1 //  NREX: Node RegEx
2 //  Version 0.2
3 //
4 //  Copyright (c) 2015-2016, Zher Huei Lee
5 //  All rights reserved.
6 //
7 //  This software is provided 'as-is', without any express or implied
8 //  warranty.  In no event will the authors be held liable for any damages
9 //  arising from the use of this software.
10 //
11 //  Permission is granted to anyone to use this software for any purpose,
12 //  including commercial applications, and to alter it and redistribute it
13 //  freely, subject to the following restrictions:
14 //
15 //   1. The origin of this software must not be misrepresented; you must not
16 //      claim that you wrote the original software. If you use this software
17 //      in a product, an acknowledgment in the product documentation would
18 //      be appreciated but is not required.
19 //
20 //   2. Altered source versions must be plainly marked as such, and must not
21 //      be misrepresented as being the original software.
22 //
23 //   3. This notice may not be removed or altered from any source
24 //      distribution.
25 //
26 
27 #ifndef NREX_HPP
28 #define NREX_HPP
29 
30 #include "nrex_config.h"
31 
32 #ifdef NREX_UNICODE
33 typedef wchar_t nrex_char;
34 #else
35 typedef char nrex_char;
36 #endif
37 
38 /*!
39  * \brief Struct to contain the range of a capture result
40  *
41  * The range provided is relative to the begining of the searched string.
42  *
43  * \see nrex_node::match()
44  */
45 struct nrex_result
46 {
47     public:
48         int start; /*!< Start of text range */
49         int length; /*!< Length of text range */
50 };
51 
52 class nrex_node;
53 
54 /*!
55  * \brief Holds the compiled regex pattern
56  */
57 class nrex
58 {
59     private:
60         unsigned int _capturing;
61         unsigned int _lookahead_depth;
62         nrex_node* _root;
63     public:
64 
65         /*!
66          * \brief Initialises an empty regex container
67          */
68         nrex();
69 
70         /*!
71          * \brief Initialises and compiles the regex pattern
72          *
73          * This calls nrex::compile() with the same arguments. To check whether
74          * the compilation was successfull, use nrex::valid().
75          *
76          * If the NREX_THROW_ERROR was defined it would automatically throw a
77          * runtime error nrex_compile_error if it encounters a problem when
78          * parsing the pattern.
79          *
80          * \param pattern   The regex pattern
81          * \param captures  The maximum number of capture groups to allow. Any
82          *                  extra would be converted to non-capturing groups.

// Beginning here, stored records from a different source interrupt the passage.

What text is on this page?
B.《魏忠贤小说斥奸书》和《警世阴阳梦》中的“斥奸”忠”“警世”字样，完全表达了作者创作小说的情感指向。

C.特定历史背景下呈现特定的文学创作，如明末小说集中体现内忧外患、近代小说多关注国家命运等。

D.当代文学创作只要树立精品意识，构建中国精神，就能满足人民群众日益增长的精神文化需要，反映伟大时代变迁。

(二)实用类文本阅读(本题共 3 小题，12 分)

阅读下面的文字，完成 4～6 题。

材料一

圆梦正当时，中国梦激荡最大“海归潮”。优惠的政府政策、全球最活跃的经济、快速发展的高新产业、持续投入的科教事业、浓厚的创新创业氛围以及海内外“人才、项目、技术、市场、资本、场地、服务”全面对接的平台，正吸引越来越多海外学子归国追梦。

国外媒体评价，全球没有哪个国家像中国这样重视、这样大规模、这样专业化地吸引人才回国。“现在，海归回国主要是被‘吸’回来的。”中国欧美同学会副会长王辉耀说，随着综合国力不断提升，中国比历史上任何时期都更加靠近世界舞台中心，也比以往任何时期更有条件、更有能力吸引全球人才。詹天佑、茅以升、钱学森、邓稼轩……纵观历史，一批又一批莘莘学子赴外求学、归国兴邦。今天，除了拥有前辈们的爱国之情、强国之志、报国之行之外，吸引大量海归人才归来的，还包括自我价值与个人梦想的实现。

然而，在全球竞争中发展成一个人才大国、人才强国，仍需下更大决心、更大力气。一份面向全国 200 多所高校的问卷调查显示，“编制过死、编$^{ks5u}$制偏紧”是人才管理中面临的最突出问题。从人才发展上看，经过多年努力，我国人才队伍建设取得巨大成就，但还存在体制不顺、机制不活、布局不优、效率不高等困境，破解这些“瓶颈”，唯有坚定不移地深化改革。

83          *                  If negative, no limit would be imposed. Defaults
84          *                  to 9.
85          *
86          * \see nrex::compile()
87          */
88         nrex(const nrex_char* pattern, int captures = 9);
89 
90         ~nrex();
91 
92         /*!
93          * \brief Removes the compiled regex and frees up the memory
94          */
95         void reset();
96 
97         /*!
98          * \brief Checks if there is a compiled regex being stored
99          * \return True if present, False if not present
100          */
101         bool valid() const;
102 
103         /*!
104          * \brief Provides number of captures the compiled regex uses
105          *
106          * This is used to provide the array size of the captures needed for
107          * nrex::match() to work. The size is actually the number of capture
108          * groups + one for the matching of the entire pattern. This can be
109          * capped using the extra argument given in nrex::compile()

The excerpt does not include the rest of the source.